Among the Jellies

Halloran was smart.  Too smart.  And it was killing him.  Being smart had ruined Halloran’s life.  Now he yearned for one thing and one thing only: to be dumber.

“If I could just be really stupid,” Halloran told himself each morning as he sipped his Maxwell House.  “Wouldn’t that be wonderful?  To taste the joys of being dull-witted . . . maybe even insensate!  How I’d love to be an unconscious boulder deep in the Rockies, or perhaps a cardboard deer.”

Halloran couldn’t forget the last thing Dorinda had said to him, as she lugged her tanning lamp out to the Volkswagen Golf: “You may be smarter than I am, Halloran, but that doesn’t mean I have to tolerate your shit!”

“Tolerate?” Halloran had wailed at her departing figure.  “Tolerate?  Hon, I gave you every goddam thing you wanted!”

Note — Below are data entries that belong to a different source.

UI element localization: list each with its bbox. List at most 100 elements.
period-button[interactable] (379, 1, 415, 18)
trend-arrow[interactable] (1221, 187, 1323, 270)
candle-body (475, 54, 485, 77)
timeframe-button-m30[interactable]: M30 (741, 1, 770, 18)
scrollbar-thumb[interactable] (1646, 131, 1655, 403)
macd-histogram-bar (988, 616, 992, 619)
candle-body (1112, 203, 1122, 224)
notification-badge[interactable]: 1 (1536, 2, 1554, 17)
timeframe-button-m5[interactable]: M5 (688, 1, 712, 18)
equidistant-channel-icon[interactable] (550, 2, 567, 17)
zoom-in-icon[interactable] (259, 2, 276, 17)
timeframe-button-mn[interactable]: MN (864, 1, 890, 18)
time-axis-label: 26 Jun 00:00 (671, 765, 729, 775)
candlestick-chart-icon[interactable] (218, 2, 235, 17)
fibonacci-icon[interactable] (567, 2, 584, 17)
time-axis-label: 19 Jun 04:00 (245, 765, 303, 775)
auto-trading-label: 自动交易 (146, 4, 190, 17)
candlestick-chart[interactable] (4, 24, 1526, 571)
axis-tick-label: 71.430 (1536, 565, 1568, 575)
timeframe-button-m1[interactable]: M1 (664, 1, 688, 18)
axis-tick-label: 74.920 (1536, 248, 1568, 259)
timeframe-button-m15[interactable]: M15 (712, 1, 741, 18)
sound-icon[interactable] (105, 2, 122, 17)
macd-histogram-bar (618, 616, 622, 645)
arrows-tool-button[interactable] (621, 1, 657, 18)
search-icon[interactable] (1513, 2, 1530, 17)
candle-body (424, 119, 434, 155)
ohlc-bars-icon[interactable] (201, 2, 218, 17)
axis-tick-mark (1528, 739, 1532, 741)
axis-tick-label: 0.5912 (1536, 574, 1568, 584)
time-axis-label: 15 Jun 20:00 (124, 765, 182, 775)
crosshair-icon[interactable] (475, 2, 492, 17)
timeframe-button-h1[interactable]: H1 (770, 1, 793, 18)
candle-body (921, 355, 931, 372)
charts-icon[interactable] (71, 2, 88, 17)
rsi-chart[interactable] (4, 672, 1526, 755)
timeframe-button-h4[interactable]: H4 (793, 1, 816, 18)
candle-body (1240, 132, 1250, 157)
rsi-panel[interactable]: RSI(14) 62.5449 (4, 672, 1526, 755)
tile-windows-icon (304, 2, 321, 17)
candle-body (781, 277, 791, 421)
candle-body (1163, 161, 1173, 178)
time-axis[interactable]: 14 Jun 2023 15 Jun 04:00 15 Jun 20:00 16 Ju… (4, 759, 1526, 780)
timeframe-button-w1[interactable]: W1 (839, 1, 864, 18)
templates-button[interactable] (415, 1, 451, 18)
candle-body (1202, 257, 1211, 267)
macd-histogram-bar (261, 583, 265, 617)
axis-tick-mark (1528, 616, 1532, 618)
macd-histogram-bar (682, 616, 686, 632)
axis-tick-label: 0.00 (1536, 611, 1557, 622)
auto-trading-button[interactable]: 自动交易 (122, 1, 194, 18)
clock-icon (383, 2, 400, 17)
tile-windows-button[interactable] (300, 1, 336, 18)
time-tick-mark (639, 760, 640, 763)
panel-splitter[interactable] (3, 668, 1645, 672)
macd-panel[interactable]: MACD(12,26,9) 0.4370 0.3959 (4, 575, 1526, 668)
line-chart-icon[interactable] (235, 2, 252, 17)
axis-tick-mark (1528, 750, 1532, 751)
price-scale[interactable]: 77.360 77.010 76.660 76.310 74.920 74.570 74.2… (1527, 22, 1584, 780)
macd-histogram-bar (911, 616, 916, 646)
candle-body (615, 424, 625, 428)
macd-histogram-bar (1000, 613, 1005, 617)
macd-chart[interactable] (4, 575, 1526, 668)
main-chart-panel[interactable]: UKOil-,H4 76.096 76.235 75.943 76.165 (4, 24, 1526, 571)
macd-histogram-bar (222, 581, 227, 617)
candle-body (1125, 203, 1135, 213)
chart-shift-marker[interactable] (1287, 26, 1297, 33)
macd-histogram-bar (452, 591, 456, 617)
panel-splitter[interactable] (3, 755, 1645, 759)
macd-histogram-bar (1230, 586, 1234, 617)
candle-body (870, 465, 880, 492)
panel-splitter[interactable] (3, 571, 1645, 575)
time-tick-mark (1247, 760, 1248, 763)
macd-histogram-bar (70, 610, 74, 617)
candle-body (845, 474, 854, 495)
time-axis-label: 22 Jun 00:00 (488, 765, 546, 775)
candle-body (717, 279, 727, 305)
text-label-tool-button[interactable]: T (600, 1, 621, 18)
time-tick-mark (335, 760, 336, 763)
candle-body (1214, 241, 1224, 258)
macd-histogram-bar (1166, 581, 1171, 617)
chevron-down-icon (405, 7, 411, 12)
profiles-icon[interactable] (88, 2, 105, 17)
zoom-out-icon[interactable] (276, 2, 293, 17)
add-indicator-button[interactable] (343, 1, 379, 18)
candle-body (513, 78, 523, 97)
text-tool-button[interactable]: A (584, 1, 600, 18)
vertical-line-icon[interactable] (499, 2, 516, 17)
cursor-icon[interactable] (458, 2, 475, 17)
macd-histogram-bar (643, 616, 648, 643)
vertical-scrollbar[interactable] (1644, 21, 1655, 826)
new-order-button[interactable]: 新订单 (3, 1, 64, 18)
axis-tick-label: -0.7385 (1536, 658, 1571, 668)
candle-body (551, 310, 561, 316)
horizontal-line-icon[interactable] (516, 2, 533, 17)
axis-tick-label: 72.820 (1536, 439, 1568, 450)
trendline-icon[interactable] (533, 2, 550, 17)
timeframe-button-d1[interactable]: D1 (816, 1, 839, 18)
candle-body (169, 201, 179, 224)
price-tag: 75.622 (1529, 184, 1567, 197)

But it was too late.  The VW Golf had clattered around the corner, and poor Halloran had spent the next week sitting in the empty breakfast nook eating Cheeto Puffs from a jumbo-sized cellophane bag and washing them down with gallons of malt liquor.

He was suffering immensely.  Fortunately, however, the South Marshfield Community College was on its week-long spring break, so he was spared the anguish of talking about relative clauses and grading dozens of “Process Essays” each day.  But the week was speeding by, and Halloran felt pretty much like a decaying turd.  His stomach had gone sour on him, and his midriff had ballooned way up on the Cheetos.

“I’ve got to get out of this apartment,” he told himself.  “It’s haunted with the memory of Dorinda.”

What Halloran needed was a neutral setting, an anonymous space where he could sit and stare straight ahead . . . and maybe even drool a little.  He needed a place where he could practice being dumb.

As good fortune would have it, the mailman soon came to his rescue – by dropping a colorful flier through the slot in his front door.

The Chicago Aquarium invites you . . .

                                    To visit the mysterious world of the JELLIES!

Blinking slowly and burping malt, Halloran read about the “Major Jellyfish Exhibition” that was about to open at the lakefront fish palace.

Fascinating and intriguing, jellyfish are millions of years older than even the oldest dinosaurs. . . . 

 

Halloran rapped the flier with the backs of his knuckles.  “That’s it,” he told himself.  “I’m going.”

Jellyfish couldn’t swim, according to the flier.  Hell, they couldn’t even see where they were going – since they didn’t have eyes.  All they knew how to do was pulse . . . while drifting helplessly wherever the current wanted to take them.

They’re really dumb, thought Halloran.  I can learn from them.

Two hours later, he was standing in front of a pulsing “Blue Blubber”** – a really strange-looking animal outfitted with eight jelly arms that waved in every direction at once.  The Blue Blubber wasn’t just weird . . . it was super-weird, since each one of the waving arms was equipped with its own tiny mouth.

So . . . the arm grabs a passing fish, stings it into submission, and then the mouth on that particular arm starts eating the fish?

Whoa, thought Halloran.

Yet he felt strangely peaceful here.  He felt calmed, soothed.

A moment later he was watching an aquarium attendant push a big sweeper-broom along the corridor that flanked the Blue Blubber’s tank.

The broom-man wore a brass name plate above the pocket of his work shirt: Mr. Lincoln.

Halloran felt a surge of jagged excitement.  He stepped toward the man.  “Mr. Lincoln?”

“Uh-huh,” said Mr. Lincoln.  “All right now.  What’s up?”

All at once, Halloran’s eyes were swimming with tears.  “Do you think . . . I mean . . . is there any chance I could work here?”

The janitor thought for a moment.  “You want to work in maintenance?”

“I do,” said Halloran.  “I really do.”

“Well,” said Mr. Lincoln.  “That’s quaint.  Tell you what: I’ll run you down to the Aquarium Office and we’ll get you started with an application.  How would that be?”

**The Jelly Blubber (Catostylus mosaicus), also known as the Blue Blubber Jellyfish, is the most commonly encountered jellyfish along the Australian eastern coast and large swarms sometimes appear in estuarine waters.